ANALOGUE OUTPUT STAGES
The analog output stages are as important, they have a tremendous influence on the final sound quality. After d/a conversion by the R2R D/A modules the analogue signal is transported by fully discrete matched-transistor output stages; DC-coupled design with first class through-hole components. No SMD compon ents are applied in the analogue section. The high speed unique ACSS ((Audio-gd Current Signal System) output stages are non-feedback and current driven. Unique performance because almost all other designs need to convert the signal multiple times from and to current and/or voltage, resulting in less detailed and less transparent sound-stage The output buffers are single ended FET; two stages in parallel to reach very low output impedance. All output stages are in pure class A without (negative) feedback to achieve purest and a real live sound reproduction. The 4 OPA op-amp’s are DC servos, this way no coupling-capacitors are needed and DC output is automatically biased. The listener will be presented a strikingly transparent and neutral sound.
ACSS – Current Amplification
Audio-GD has developed an advanced current-driven amplifier technique. Also known as ACSS, Audio-GD Current System Signal. This special technique ensures that the signal travels a much shorter path and that ensures a more transparent, faster and more neutral reproduction. A similar technique is used by, for example, KRELL. The Current Conveyor technology mostly components are the current mirror. The Current Conveyor technology isn’t a new technology, at 1966 , professor K.C. Smith and A.S.Sedra publish the concept “current mode analogue circuits “ .

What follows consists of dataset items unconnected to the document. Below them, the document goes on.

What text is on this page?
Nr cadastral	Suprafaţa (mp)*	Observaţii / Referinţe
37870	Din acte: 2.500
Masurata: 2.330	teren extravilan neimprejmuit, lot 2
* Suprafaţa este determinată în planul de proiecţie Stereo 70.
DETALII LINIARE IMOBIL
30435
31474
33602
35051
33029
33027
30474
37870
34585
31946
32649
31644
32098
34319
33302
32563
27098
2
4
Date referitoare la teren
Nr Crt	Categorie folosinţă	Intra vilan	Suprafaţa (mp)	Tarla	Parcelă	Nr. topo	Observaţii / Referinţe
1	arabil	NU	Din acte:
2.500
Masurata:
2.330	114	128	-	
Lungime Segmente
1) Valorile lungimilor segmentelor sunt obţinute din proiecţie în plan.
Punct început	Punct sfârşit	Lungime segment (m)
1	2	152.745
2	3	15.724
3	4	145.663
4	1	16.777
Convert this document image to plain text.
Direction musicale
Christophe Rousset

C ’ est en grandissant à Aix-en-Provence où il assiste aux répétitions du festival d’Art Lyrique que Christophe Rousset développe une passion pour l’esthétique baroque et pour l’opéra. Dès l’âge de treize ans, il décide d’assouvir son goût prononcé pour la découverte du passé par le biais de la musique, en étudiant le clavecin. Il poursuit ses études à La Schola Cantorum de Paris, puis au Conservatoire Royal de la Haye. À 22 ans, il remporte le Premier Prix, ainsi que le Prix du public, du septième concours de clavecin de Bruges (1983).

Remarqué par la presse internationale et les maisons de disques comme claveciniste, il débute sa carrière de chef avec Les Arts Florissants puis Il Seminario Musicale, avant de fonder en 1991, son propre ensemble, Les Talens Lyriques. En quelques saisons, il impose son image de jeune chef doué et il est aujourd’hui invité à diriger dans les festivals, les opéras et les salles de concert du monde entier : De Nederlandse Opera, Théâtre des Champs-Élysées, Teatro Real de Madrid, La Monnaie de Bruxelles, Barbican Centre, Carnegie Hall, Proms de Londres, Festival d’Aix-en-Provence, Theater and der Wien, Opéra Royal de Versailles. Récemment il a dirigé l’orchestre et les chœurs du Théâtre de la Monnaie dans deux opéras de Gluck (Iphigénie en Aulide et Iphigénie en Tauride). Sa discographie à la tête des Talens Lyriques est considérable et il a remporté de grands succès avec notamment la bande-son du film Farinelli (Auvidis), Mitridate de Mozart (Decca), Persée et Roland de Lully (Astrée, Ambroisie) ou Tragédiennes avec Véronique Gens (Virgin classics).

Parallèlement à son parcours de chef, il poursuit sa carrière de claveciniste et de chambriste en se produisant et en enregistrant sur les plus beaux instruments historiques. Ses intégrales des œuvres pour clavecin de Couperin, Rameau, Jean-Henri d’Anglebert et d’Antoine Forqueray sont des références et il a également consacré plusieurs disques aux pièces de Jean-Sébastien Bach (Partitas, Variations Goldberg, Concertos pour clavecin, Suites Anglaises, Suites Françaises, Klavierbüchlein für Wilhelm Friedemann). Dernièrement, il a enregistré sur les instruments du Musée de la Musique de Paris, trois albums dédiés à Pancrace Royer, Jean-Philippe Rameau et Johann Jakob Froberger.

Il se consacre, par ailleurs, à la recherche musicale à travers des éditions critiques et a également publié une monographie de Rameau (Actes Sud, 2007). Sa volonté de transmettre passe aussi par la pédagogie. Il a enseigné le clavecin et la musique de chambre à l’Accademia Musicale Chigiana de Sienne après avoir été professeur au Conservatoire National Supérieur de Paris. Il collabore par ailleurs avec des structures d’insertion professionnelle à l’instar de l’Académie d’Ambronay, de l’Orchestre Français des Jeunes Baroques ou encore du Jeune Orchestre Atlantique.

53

The DAC consist of 3 tuned low noise, low flux leakage, R-cores transformers. In total 130W power to supply all digital parts and the left and right analog boards. The DC power is distributed over 19 separate power regulators. All are pure class A low noise shunts; fed by 3 groups linear power supplies. Resulting in ultra-high speed and clean power for all individual parts.